In fact, the more you believe in AI, the more you might be concerned that AI model progress will outpace physical infrastructure, leaving the latter outdated. For example, once everyone has 100k clusters, big tech companies will need to figure out what to do with their 50k and 25k clusters. We’ve heard a few industry experts make comments along the lines of: No one will ever train a frontier model on the same data center twice—by the time the model has been trained, the GPUs will have become outdated, and frontier cluster sizes will have grown. There is also the issue of how much power you need for a given real estate footprint and how dense to pack your GPU racks, decisions that are dependent on GPU power efficiency—a moving target.
The key to understanding the pace of today’s infrastructure buildout is to recognize that while AI optimism is certainly a driver of AI CapEx, it is not the only one. The cloud players exist in a ruthless oligopoly with intense competition. This is no small prize to defend—the cloud business today is a $250B market, roughly the same size as the entire SaaS sector, combined. The cloud giants see AI as both a threat and an opportunity and do not have the luxury to wait and see how the technology evolves. They must act now.
The arms race between Microsoft, Amazon and Google is thus game theoretic. Every time Microsoft escalates, Amazon is motivated to escalate to keep up. And vice versa. We are now in a cycle of competitive escalation between three of the biggest companies in the history of the world, collectively worth more than $7T. At each cycle of the escalation, there is an easy justification—we have plenty of money to afford this. With more commitment comes more confidence, and this loop becomes self-reinforcing. Supply constraints turbocharge this dynamic: If you don’t acquire land, power and labor now, someone else will.
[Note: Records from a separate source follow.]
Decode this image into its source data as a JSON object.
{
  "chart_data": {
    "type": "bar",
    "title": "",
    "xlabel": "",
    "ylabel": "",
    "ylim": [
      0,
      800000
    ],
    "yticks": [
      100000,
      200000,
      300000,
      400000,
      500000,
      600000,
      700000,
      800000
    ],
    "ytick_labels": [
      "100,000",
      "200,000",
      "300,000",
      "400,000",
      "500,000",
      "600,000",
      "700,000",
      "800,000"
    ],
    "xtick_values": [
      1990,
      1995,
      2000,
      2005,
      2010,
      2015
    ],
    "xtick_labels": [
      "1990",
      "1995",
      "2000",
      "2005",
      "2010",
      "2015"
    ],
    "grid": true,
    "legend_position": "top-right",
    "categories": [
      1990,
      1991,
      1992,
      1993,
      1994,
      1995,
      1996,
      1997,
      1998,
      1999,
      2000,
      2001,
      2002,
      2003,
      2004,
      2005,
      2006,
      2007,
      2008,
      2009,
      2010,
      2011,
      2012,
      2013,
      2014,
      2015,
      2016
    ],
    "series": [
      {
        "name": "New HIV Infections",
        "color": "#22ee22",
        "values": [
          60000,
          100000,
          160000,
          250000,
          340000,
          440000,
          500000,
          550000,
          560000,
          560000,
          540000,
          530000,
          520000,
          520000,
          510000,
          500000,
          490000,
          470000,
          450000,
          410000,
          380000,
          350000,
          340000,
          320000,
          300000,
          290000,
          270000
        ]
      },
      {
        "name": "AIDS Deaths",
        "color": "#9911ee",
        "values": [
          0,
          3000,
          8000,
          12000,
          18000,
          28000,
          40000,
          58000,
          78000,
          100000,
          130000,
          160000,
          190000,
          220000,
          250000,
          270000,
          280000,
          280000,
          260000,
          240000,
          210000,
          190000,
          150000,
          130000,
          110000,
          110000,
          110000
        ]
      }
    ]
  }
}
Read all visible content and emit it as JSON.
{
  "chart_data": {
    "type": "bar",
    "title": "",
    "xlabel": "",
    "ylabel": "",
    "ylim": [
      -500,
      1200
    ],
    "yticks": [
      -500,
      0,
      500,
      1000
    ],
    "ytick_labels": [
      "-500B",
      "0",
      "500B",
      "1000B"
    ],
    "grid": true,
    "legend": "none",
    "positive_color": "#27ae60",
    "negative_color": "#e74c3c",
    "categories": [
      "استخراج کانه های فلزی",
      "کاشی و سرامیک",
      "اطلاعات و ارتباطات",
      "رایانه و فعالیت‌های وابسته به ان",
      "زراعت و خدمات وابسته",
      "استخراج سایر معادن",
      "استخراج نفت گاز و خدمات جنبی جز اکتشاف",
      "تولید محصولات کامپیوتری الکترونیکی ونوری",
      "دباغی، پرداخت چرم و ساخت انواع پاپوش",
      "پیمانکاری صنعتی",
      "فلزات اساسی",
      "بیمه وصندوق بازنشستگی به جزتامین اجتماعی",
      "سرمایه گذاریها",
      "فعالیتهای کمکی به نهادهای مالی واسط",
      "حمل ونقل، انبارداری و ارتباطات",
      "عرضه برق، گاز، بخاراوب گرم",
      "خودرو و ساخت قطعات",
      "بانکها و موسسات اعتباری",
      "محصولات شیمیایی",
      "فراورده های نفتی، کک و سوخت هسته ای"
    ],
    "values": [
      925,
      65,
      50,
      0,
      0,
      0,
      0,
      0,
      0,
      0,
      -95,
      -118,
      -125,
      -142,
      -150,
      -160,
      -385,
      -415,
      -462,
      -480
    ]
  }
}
For smaller players, the urgency is even higher. If Microsoft and Amazon buy up all the land and power, buy up all the diesel generators and buy up all the liquid cooling systems, then how will you compete? When you look one notch below the scale of Amazon, Google and Microsoft, there is a sense of desperation. If you do not move now, you will never get another chance.
This helps explain another potential motive for the aggressive behavior we’re seeing from the cloud providers: Defense. There is a real-sense in which only companies that have the balance sheets to withstand big write-offs can now afford to play in the AI infrastructure race. From this perspective, overbuilding may be perfectly rational.
Whether for reasons of optimism or reasons of competition, today’s rapid construction of new AI data centers should have a big positive effect on startups going forward. Much of the risk in AI today is being borne by infrastructure providers. This is effectively a subsidy for the startups who are building on top of them. Competition between Microsoft, Amazon and Google should assure lower API pricing in the future. It’s also good for the AI ecosystem—these CapEx investments will enable us to test scaling laws and learn more about AI’s future potential.
Like governments did in the past, big tech companies are making high upfront infrastructure investments that will spur innovation. Whether or not these investments end up being profitable before they depreciate, they are on the critical path to AI’s long-term impact.